Clarity in a judgement made by TAT and the appropriate reasoning would be the answer to the above requirements. This is far from the current reality. TAT ought to know that well-reasoned judgements give the parties certainty that the determination is fair, and that the members have performed their task in a competent, impartial and independent way. Consequently, URA would know precisely what it must do to improve its decision-making process. Similarly, taxpayers who are contemplating legal action would be able to work out how advisable it would be to file a suit and what protection the court can provide. The contents of a decision are prescribed by law and the courts apply a specific method of legal reasoning, based on a collation of facts and legal rules, in order to arrive at the concrete application of the tax law in a particular case. The objective should be to arrive at a clear result, and to provide answers to specific questions on whether a tax is due from a specific taxpayer or not. The objective should not be to achieve a reconciliation of the taxpayer’s arguments with the position of the tax administration, as is common with TAT judgements.

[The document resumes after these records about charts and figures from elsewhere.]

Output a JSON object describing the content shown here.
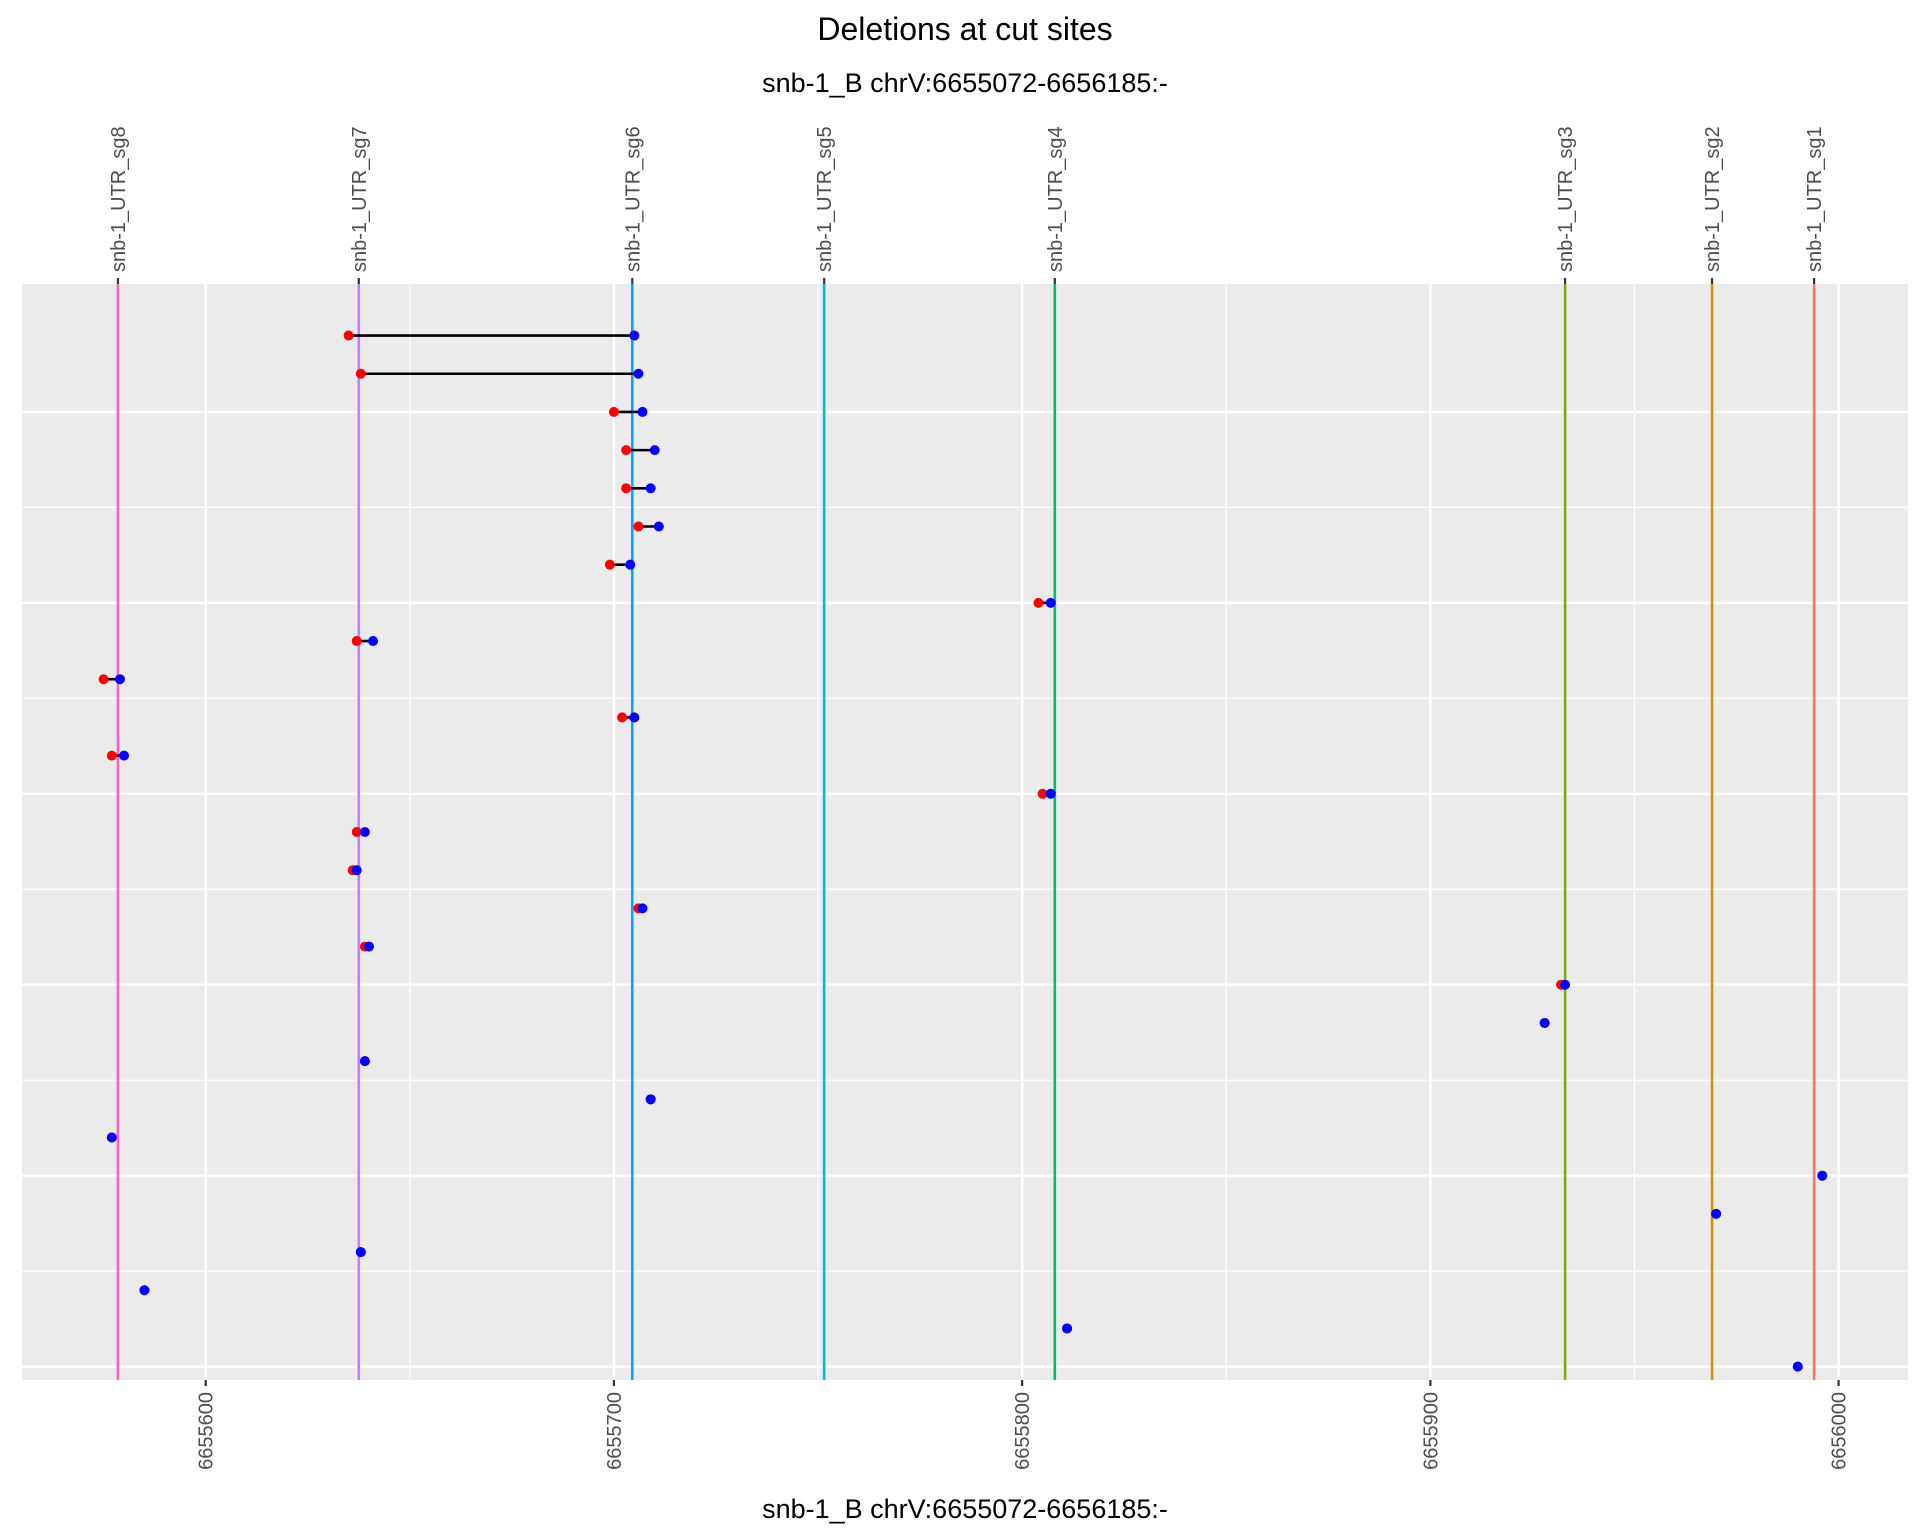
{
  "chart_data": {
    "type": "scatter",
    "title": "Deletions at cut sites",
    "subtitle": "snb-1_B chrV:6655072-6656185:-",
    "xlabel": "snb-1_B chrV:6655072-6656185:-",
    "ylabel": "",
    "xlim": [
      6655555,
      6656017
    ],
    "ylim": [
      0.65,
      29.35
    ],
    "x_ticks": [
      6655600,
      6655700,
      6655800,
      6655900,
      6656000
    ],
    "y_major_gridlines": [
      1,
      6,
      11,
      16,
      21,
      26
    ],
    "grid": true,
    "legend": "none",
    "panel_color": "#ebebeb",
    "start_color": "#ff0000",
    "end_color": "#0000ff",
    "segment_color": "#000000",
    "cut_sites": [
      {
        "name": "snb-1_UTR_sg8",
        "x": 6655578.5,
        "color": "#ff61c3"
      },
      {
        "name": "snb-1_UTR_sg7",
        "x": 6655637.5,
        "color": "#c77cff"
      },
      {
        "name": "snb-1_UTR_sg6",
        "x": 6655704.5,
        "color": "#00a9ff"
      },
      {
        "name": "snb-1_UTR_sg5",
        "x": 6655751.5,
        "color": "#00bfc4"
      },
      {
        "name": "snb-1_UTR_sg4",
        "x": 6655808,
        "color": "#00be67"
      },
      {
        "name": "snb-1_UTR_sg3",
        "x": 6655933,
        "color": "#7cae00"
      },
      {
        "name": "snb-1_UTR_sg2",
        "x": 6655969,
        "color": "#cd9600"
      },
      {
        "name": "snb-1_UTR_sg1",
        "x": 6655994,
        "color": "#f8766d"
      }
    ],
    "deletions": [
      {
        "y": 28,
        "start": 6655635,
        "end": 6655705
      },
      {
        "y": 27,
        "start": 6655638,
        "end": 6655706
      },
      {
        "y": 26,
        "start": 6655700,
        "end": 6655707
      },
      {
        "y": 25,
        "start": 6655703,
        "end": 6655710
      },
      {
        "y": 24,
        "start": 6655703,
        "end": 6655709
      },
      {
        "y": 23,
        "start": 6655706,
        "end": 6655711
      },
      {
        "y": 22,
        "start": 6655699,
        "end": 6655704
      },
      {
        "y": 21,
        "start": 6655804,
        "end": 6655807
      },
      {
        "y": 20,
        "start": 6655637,
        "end": 6655641
      },
      {
        "y": 19,
        "start": 6655575,
        "end": 6655579
      },
      {
        "y": 18,
        "start": 6655702,
        "end": 6655705
      },
      {
        "y": 17,
        "start": 6655577,
        "end": 6655580
      },
      {
        "y": 16,
        "start": 6655805,
        "end": 6655807
      },
      {
        "y": 15,
        "start": 6655637,
        "end": 6655639
      },
      {
        "y": 14,
        "start": 6655636,
        "end": 6655637
      },
      {
        "y": 13,
        "start": 6655706,
        "end": 6655707
      },
      {
        "y": 12,
        "start": 6655639,
        "end": 6655640
      },
      {
        "y": 11,
        "start": 6655932,
        "end": 6655933
      },
      {
        "y": 10,
        "start": 6655928,
        "end": 6655928
      },
      {
        "y": 9,
        "start": 6655639,
        "end": 6655639
      },
      {
        "y": 8,
        "start": 6655709,
        "end": 6655709
      },
      {
        "y": 7,
        "start": 6655577,
        "end": 6655577
      },
      {
        "y": 6,
        "start": 6655996,
        "end": 6655996
      },
      {
        "y": 5,
        "start": 6655970,
        "end": 6655970
      },
      {
        "y": 4,
        "start": 6655638,
        "end": 6655638
      },
      {
        "y": 3,
        "start": 6655585,
        "end": 6655585
      },
      {
        "y": 2,
        "start": 6655811,
        "end": 6655811
      },
      {
        "y": 1,
        "start": 6655990,
        "end": 6655990
      }
    ]
  }
}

That said, the relevance of the ADR process will hinge on its efficiency, credibility, transparency, and above all its ability to reach determinations that are generally regarded as satisfactory and fair. Various factors will influence the independence of the ADR team, including the rules for appointing its officials, its integration into the institutional hierarchy, its supervisory structure and the administrative status of its employees. According to the OECD guidelines for tax administration, an internal review process has three main objectives, which must be prioritized:

(1) Efficiency - Where judicial procedures are particularly slow, ADR procedures that focus on serving low-income taxpayer should resolve tax disputes in a more timely and less expensive manner than courts of law. These objectives can be accomplished by minimizing procedural rules, allowing informal communication within the tax authority and with the taxpayer, and adopting a flexible approach to dispute resolution that focuses on achieving mutually agreeable outcomes.

(2) Self-control - The review process should give the tax authority an opportunity to evaluate its own systematic accuracy and administrative capacity. The primary purpose of the tax authority is not to maximize revenue collection, but to apply tax laws correctly. ADR process can help the authorities ensure equal treatment of taxpayers, identify and correct recurring errors, reduce corruption, and enhance the overall quality of tax administration. Where judgments were inconsistent and uncoordinated due to differences in the efficacy of TAT, ADR will provide a vital measure of consistency and predictability.

(3) Justice - In jurisdictions where litigation is especially slow and expensive, many taxpayers may be effectively unable to obtain legal redress in tax cases. A swift and inexpensive review process that focuses on serving lower-income taxpayers., can greatly enhance the perceived fairness and credibility of the dispute-resolution process.

Finally, beyond affording taxpayers the opportunity to have inaccurate tax assessments revised and errors redressed without the burden of litigation, it is hoped that ADR will offer taxpayers a realistic chance to be heard, and it should ultimately speed the process of redressing taxpayer grievances, and ultimately ease the caseload faced by TAT. Moreover, the requirement to pay 30% of the tax in dispute prior to the appeal being heard by TAT arouses the taxman’s appetite for excessive assessments in a bid to frustrate a taxpayer’s right to challenge them through litigation. This previously created a huge barrier for many taxpayers in accessing justice before the Tribunal.